Trading in Asia's rice market weakened on thin demand amid price declines in Vietnam, but rates held up in Thailand as exporters stockpiled the grain before the holidays, traders said on Wednesday. "A major exporter has been buying a lot of rice from the market for the past few days," a Bangkok-based trader said, adding fears prices could rise after the holidays prompted more buying.
"Thai rice prices have never been this low so they probably think it is a good time to buy," he said. Thai benchmark 5 percent broken grade rice edged up to $418 per tonne on Wednesday, free-on-board (FOB), from $413-$415 a week ago, thanks to the domestic purchases. On Monday, Thailand's military junta approved the sale of 247,000 tonnes of rice in an open tender, part of continued efforts to offload rice from huge stockpiles accumulated under the previous regime.

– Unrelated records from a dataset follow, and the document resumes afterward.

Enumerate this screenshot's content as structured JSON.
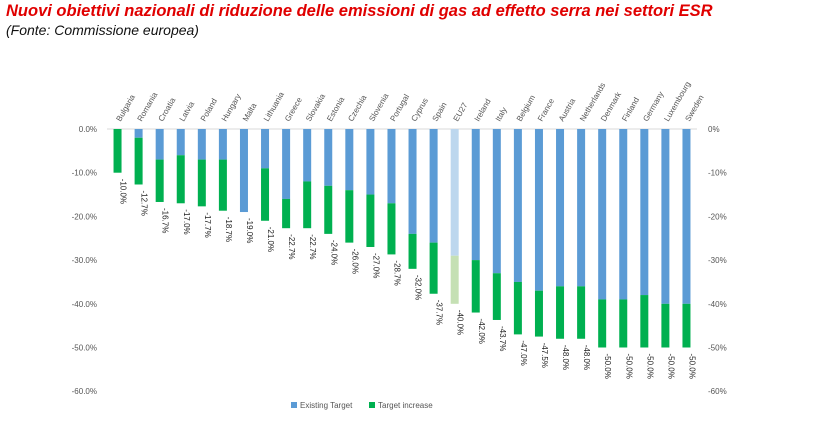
{
  "header": {
    "title": "Nuovi obiettivi nazionali di riduzione delle emissioni di gas ad effetto serra nei settori ESR",
    "subtitle": "(Fonte: Commissione europea)"
  },
  "chart_data": {
    "type": "bar",
    "stacked": true,
    "categories": [
      "Bulgaria",
      "Romania",
      "Croatia",
      "Latvia",
      "Poland",
      "Hungary",
      "Malta",
      "Lithuania",
      "Greece",
      "Slovakia",
      "Estonia",
      "Czechia",
      "Slovenia",
      "Portugal",
      "Cyprus",
      "Spain",
      "EU27",
      "Ireland",
      "Italy",
      "Belgium",
      "France",
      "Austria",
      "Netherlands",
      "Denmark",
      "Finland",
      "Germany",
      "Luxembourg",
      "Sweden"
    ],
    "series": [
      {
        "name": "Existing Target",
        "values": [
          0,
          -2,
          -7,
          -6,
          -7,
          -7,
          -19,
          -9,
          -16,
          -12,
          -13,
          -14,
          -15,
          -17,
          -24,
          -26,
          -29,
          -30,
          -33,
          -35,
          -37,
          -36,
          -36,
          -39,
          -39,
          -38,
          -40,
          -40
        ]
      },
      {
        "name": "Target increase",
        "values": [
          -10,
          -10.7,
          -9.7,
          -11,
          -10.7,
          -11.7,
          0,
          -12,
          -6.7,
          -10.7,
          -11,
          -12,
          -12,
          -11.7,
          -8,
          -11.7,
          -11,
          -12,
          -10.7,
          -12,
          -10.5,
          -12,
          -12,
          -11,
          -11,
          -12,
          -10,
          -10
        ]
      }
    ],
    "data_labels": [
      "-10.0%",
      "-12.7%",
      "-16.7%",
      "-17.0%",
      "-17.7%",
      "-18.7%",
      "-19.0%",
      "-21.0%",
      "-22.7%",
      "-22.7%",
      "-24.0%",
      "-26.0%",
      "-27.0%",
      "-28.7%",
      "-32.0%",
      "-37.7%",
      "-40.0%",
      "-42.0%",
      "-43.7%",
      "-47.0%",
      "-47.5%",
      "-48.0%",
      "-48.0%",
      "-50.0%",
      "-50.0%",
      "-50.0%",
      "-50.0%",
      "-50.0%"
    ],
    "highlight_category": "EU27",
    "ylim": [
      -60,
      0
    ],
    "yticks": [
      0,
      -10,
      -20,
      -30,
      -40,
      -50,
      -60
    ],
    "ytick_labels": [
      "0.0%",
      "-10.0%",
      "-20.0%",
      "-30.0%",
      "-40.0%",
      "-50.0%",
      "-60.0%"
    ],
    "ytick_labels_right": [
      "0%",
      "-10%",
      "-20%",
      "-30%",
      "-40%",
      "-50%",
      "-60%"
    ],
    "grid": false,
    "legend_position": "bottom",
    "colors": {
      "existing": "#5b9bd5",
      "increase": "#00b050",
      "existing_highlight": "#bdd7ee",
      "increase_highlight": "#c5e0b4"
    }
  }
}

On Friday, Thailand struck a deal to sell 2 million tonnes to China, also the biggest buyer of Vietnamese rice this year. In Vietnam, prices eased as buyers stayed away during the holiday-shortened week while stocks thinned, traders said. The 5 percent broken rice dipped to $385-$390 a tonne, FOB Saigon Port, from $390-$395 a tonne last Wednesday. The 25 percent broken rice stood unchanged at $360-$365 a tonne. "The remaining stocks are very low now and only from late February can Vietnam offer its fresh winter-spring rice," a trader in Ho Chi Minh City said, referring to the country's biggest rice crop with its harvest peaking in March/April.
Thai rice exports this year could touch 10.2 million tonnes, just 500,000 tonnes below its 2011 record high, a level that could help it displace India as the top exporter, the UN Food and Agriculture Organization (FAO) said in a quarterly report issued earlier this month. It projected India's exports at 10 million tonnes and said Vietnam will ship 6.6 million tonnes during the whole of 2014. The three countries would account for 67 percent of global rice trade in 2014, the FAO data showed.